THE Chief Constable of Strathclyde Police said he had "no doubt" some officers within his force were taking payments for information.

Stephen House yesterday revealed he has held 45 inquiries into leaks to the media in the past five years, with one suspected officer being reported to the Crown Office and Procurator Fiscal Service (COPFS).

He admitted there have been occasions where the leaks have hampered or compromised the investigation of serious crimes.

Giving evidence at the Leveson Inquiry into press standards, he said most of the suspected leaks related to celebrities.

Mr House, a candidate for the position of Commissioner of the Metropolitan Police last year, said: "It would be naive to say it does not happen.

"I have no doubt that there are specific individuals in my organisation who are in receipt of money from various people.

"I'm not suggesting it is individual newspapers, but various people who are looking for exactly the sort of information that we've just been discussing, celebrities coming into police custody, that is inevitable. Bound to be happening."

Questioned by Lord Leveson on the leaks of information from police to the press, the chief constable said it was "damaging and disappointing" although the allegations were investigated "thoroughly".

He said he did not think the force had a significant problem with leaks.
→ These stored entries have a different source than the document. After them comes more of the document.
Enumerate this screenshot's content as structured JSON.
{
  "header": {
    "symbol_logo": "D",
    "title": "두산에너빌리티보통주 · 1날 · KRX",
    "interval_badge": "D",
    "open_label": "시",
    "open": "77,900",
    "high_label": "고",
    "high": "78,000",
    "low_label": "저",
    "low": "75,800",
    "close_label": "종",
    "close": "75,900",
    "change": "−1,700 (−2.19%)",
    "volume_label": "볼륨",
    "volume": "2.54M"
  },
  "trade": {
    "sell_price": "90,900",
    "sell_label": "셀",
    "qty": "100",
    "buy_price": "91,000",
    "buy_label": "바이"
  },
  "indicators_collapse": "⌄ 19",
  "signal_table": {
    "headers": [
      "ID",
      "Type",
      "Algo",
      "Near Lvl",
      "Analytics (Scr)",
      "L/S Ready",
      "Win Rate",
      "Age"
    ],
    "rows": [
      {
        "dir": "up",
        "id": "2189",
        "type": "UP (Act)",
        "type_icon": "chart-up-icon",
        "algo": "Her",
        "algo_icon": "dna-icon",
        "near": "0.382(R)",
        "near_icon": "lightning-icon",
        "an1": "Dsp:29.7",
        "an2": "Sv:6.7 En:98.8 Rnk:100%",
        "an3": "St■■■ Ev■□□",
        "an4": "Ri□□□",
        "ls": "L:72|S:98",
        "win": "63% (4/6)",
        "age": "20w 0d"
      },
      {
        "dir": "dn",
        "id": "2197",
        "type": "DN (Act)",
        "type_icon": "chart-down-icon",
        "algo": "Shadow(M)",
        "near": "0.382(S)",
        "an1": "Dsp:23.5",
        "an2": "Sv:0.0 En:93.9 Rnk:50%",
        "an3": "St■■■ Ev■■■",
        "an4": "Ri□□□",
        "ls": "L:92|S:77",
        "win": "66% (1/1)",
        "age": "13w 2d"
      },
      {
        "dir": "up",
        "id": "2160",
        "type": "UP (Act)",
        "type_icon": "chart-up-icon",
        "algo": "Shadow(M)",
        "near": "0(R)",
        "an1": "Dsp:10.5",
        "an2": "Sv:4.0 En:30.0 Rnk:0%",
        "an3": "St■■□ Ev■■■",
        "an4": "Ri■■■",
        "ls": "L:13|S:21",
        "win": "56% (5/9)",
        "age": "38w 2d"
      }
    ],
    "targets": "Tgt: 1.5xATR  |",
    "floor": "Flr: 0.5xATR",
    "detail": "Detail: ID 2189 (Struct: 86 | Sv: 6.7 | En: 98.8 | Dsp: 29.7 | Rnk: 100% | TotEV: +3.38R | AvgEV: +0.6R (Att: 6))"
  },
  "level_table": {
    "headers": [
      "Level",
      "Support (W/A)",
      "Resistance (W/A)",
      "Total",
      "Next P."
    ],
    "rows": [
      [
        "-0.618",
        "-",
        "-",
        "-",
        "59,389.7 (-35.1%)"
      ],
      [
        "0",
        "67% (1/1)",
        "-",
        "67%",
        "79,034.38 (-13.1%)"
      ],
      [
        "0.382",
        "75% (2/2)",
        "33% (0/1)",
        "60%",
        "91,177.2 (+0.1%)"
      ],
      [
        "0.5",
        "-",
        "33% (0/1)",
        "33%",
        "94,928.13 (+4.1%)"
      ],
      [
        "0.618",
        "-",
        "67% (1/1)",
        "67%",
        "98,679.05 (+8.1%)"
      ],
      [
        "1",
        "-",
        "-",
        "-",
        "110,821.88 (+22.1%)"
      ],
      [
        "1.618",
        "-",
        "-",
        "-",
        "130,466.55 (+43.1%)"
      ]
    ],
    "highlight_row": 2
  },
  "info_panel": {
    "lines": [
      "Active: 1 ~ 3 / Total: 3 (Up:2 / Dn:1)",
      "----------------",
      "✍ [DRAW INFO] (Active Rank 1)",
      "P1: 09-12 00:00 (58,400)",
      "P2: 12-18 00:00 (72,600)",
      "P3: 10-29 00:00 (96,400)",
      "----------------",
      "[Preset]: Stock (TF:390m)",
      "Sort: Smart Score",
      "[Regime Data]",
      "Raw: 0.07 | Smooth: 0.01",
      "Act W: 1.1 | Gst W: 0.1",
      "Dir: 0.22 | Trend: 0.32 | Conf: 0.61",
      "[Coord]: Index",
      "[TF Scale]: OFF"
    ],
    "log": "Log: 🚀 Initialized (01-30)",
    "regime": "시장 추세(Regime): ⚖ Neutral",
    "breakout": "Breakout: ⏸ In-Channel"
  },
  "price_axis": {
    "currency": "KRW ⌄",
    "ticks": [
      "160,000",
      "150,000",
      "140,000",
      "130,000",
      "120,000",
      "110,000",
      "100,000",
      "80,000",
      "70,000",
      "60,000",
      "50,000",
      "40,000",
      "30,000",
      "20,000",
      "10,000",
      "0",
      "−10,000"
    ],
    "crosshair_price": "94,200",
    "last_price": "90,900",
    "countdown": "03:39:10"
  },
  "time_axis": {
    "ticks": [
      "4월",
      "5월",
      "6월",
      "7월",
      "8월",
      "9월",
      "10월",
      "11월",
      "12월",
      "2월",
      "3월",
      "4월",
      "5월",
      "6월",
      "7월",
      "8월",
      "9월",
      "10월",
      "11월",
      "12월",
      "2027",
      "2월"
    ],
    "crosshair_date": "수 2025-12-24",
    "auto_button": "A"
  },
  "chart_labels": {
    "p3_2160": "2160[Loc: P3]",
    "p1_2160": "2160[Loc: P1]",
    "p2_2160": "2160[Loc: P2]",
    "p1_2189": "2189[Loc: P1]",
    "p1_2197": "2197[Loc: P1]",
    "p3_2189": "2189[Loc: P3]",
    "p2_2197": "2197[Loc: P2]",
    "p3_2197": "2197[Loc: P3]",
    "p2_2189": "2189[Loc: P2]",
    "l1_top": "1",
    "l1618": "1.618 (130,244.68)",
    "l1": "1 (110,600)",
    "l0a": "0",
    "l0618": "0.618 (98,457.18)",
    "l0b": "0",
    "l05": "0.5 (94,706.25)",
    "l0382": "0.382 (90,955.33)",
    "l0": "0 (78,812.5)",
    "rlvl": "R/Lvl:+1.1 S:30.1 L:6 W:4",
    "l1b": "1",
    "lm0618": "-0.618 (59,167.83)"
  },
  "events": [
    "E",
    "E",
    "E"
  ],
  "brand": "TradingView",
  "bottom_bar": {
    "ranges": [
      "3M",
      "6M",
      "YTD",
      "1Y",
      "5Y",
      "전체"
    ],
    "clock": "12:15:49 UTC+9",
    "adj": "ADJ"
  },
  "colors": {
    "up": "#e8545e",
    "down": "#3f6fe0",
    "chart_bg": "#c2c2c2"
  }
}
But added: "I am bound to recognise, however, that unauthorised disclosure of confidential information to the media is an ongoing concern for Strathclyde Police. Whilst such incidents are relatively rare within the Strathclyde area, there have been occasions where the leaks to the media have hampered or even compromised the ongoing investigation of serious crime."

One of the 45 inquiries into suspected leaks resulted in an officer being reported to the COPFS. Mr House said the report was with Crown counsel for further direction while the question of disciplinary action remains "under consideration". Of the remaining 44, eight were disproved, 29 were said to be unsubstantiated and seven were subject to review, he said.

Mr House said after taking over as chief constable in 2007 he met editors to outline the relationship he wanted. He added: "Contact with the media is part of the job but must be within certain bounds, professional and for the public good."

Jonathan Russell, editor-in-chief of The Herald & Times Group, told the inquiry there should be no payments made by the media to police officers for information.

But he felt individual officers could be "better trained to be less distrustful and more open" with the media where it does not interfere with investigations.

"In my experience, my paper's current relationship with the police is a good template for how a force and newspaper interact. It is professional, mutually beneficial and conflicts of interest are avoided," Mr Russell said.

Earlier, questions were raised about News International hiring Andy Hayman, an ex-assistant commissioner of the Met who oversaw Scotland Yard's probe into phone hacking at the News of the World in 2006. Sean O'Neill, crime editor of The Times, denied the paper had made him a columnist as a "favour". He said a report criticising relations between police and the media had created a "climate of fear".